Positionnement sur le marché sans soutien du capital-risque
Les entreprises de Gurhan Kiziloz évoluent sur des marchés sophistiqués face à des concurrents bien capitalisés. La présence de Spartans.com dans le secteur des jeux en ligne, aux côtés de grands acteurs, montre qu’une exécution efficace en capital peut rivaliser avec des rivaux financés par du capital-risque. La plateforme réussit grâce à l’excellence opérationnelle plutôt qu’à des budgets marketing massifs financés par des fonds VC.
Ce succès concurrentiel remet en question l’idée selon laquelle seules les entreprises soutenues par du capital-risque peuvent atteindre une échelle efficace. En combinant ses bénéfices retenus à une exécution disciplinée, Gurhan Kiziloz a construit des plateformes capables de rivaliser avec les géants du secteur.
Le seuil d’investissement d’un milliard de dollars
Interrogé sur de futures levées de fonds, Gurhan Kiziloz a fixé un paramètre clair : Nexus International n’envisagerait une injection de capitaux externes que si l’offre dépassait 1 milliard de dollars en liquidités complètes.

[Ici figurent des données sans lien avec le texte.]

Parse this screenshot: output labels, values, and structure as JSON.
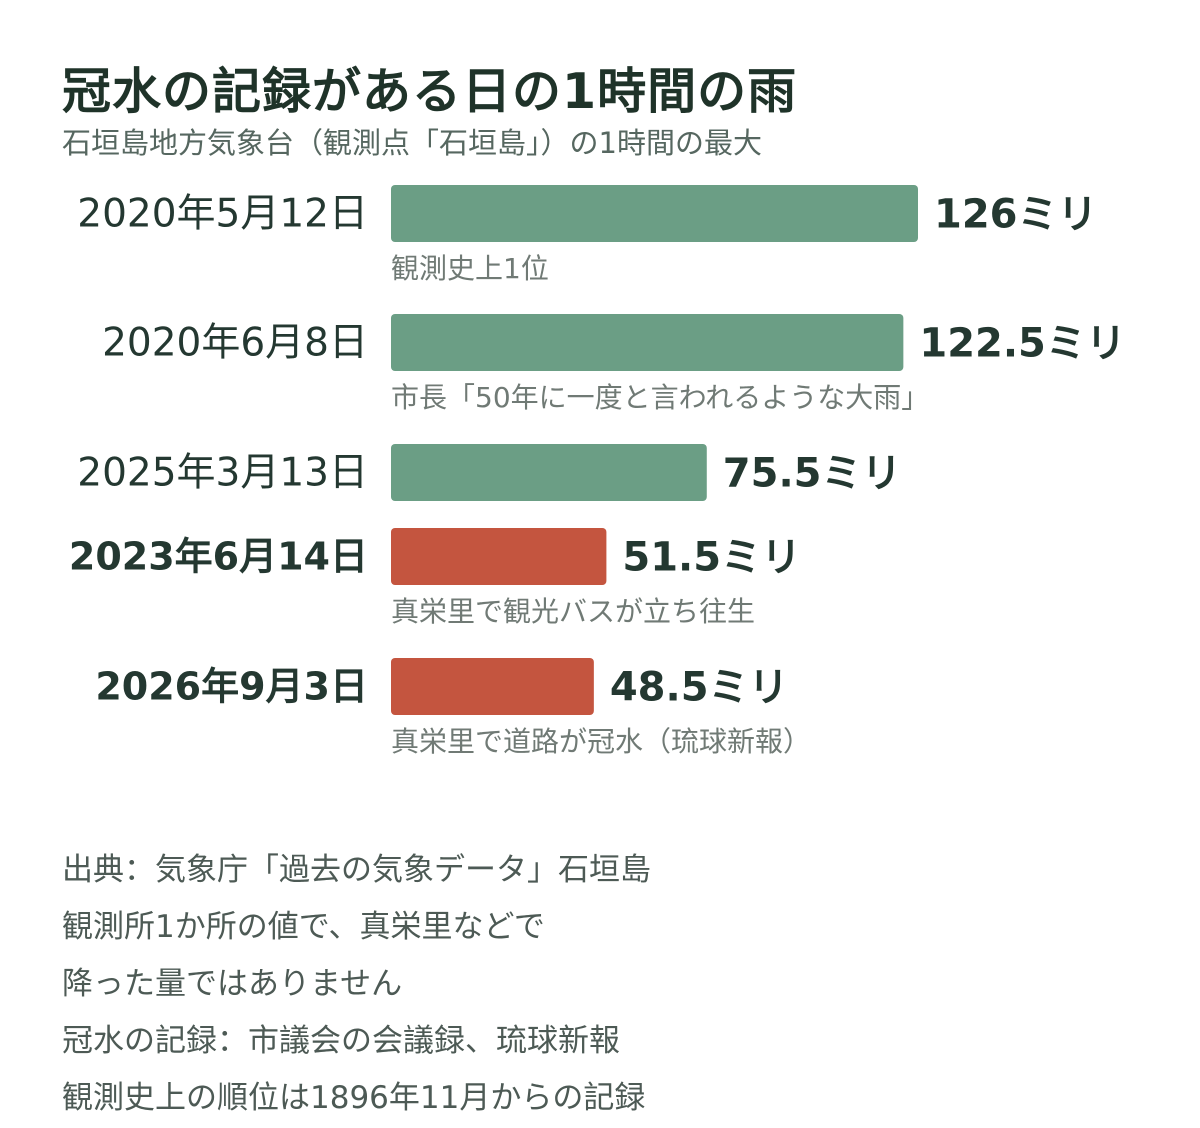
{
  "title": "冠水の記録がある日の1時間の雨",
  "subtitle": "石垣島地方気象台（観測点「石垣島」）の1時間の最大",
  "colors": {
    "green": "#6b9e85",
    "red": "#c4553f",
    "label": "#243831",
    "note": "#707a75"
  },
  "chart_data": {
    "type": "bar",
    "orientation": "horizontal",
    "categories": [
      "2020年5月12日",
      "2020年6月8日",
      "2025年3月13日",
      "2023年6月14日",
      "2026年9月3日"
    ],
    "values": [
      126,
      122.5,
      75.5,
      51.5,
      48.5
    ],
    "unit": "ミリ",
    "value_labels": [
      "126ミリ",
      "122.5ミリ",
      "75.5ミリ",
      "51.5ミリ",
      "48.5ミリ"
    ],
    "bar_colors": [
      "green",
      "green",
      "green",
      "red",
      "red"
    ],
    "bold_category": [
      false,
      false,
      false,
      true,
      true
    ],
    "notes": [
      "観測史上1位",
      "市長「50年に一度と言われるような大雨」",
      "",
      "真栄里で観光バスが立ち往生",
      "真栄里で道路が冠水（琉球新報）"
    ],
    "xlim": [
      0,
      126
    ],
    "grid": false,
    "legend": "none"
  },
  "source_lines": [
    "出典：気象庁「過去の気象データ」石垣島",
    "観測所1か所の値で、真栄里などで",
    "降った量ではありません",
    "冠水の記録：市議会の会議録、琉球新報",
    "観測史上の順位は1896年11月からの記録"
  ]
}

Cette position marque une inversion totale par rapport à sa recherche initiale de financement en capital-risque pour Lanistar.
Ce seuil reflète sa position de négociation modifiée. Ayant constitué une richesse importante par ses propres moyens, Gurhan Kiziloz n’a plus besoin de capitaux selon les modalités traditionnelles. Tout investissement externe doit offrir une valeur stratégique au-delà du simple financement — une position qui n’est pas accessible aux fondateurs autofinancés sans opérations établies.
Redéfinir la réussite du fondateur
La volonté de Gurhan Kiziloz de révéler son passé de faillite, aux côtés de sa fortune actuelle de 1,7 milliard de dollars, envoie un message clair aux entrepreneurs en herbe : le rejet par le capital-risque n’est pas une fin en soi. La discipline, la rentabilité et la persévérance peuvent remplacer le financement externe lorsque les fondateurs s’engagent dans des opérations durables.
Le contraste entre son passé financier et sa fortune actuelle souligne que les entreprises autofinancées peuvent générer une richesse comparable, voire supérieure, à celle des licornes soutenues par du capital-risque. Pour les fondateurs qui privilégient le contrôle et la propriété totale, la voie du bootstrap — autrefois perçue comme limitée — offre une alternative crédible aux relations traditionnelles avec le capital-risque.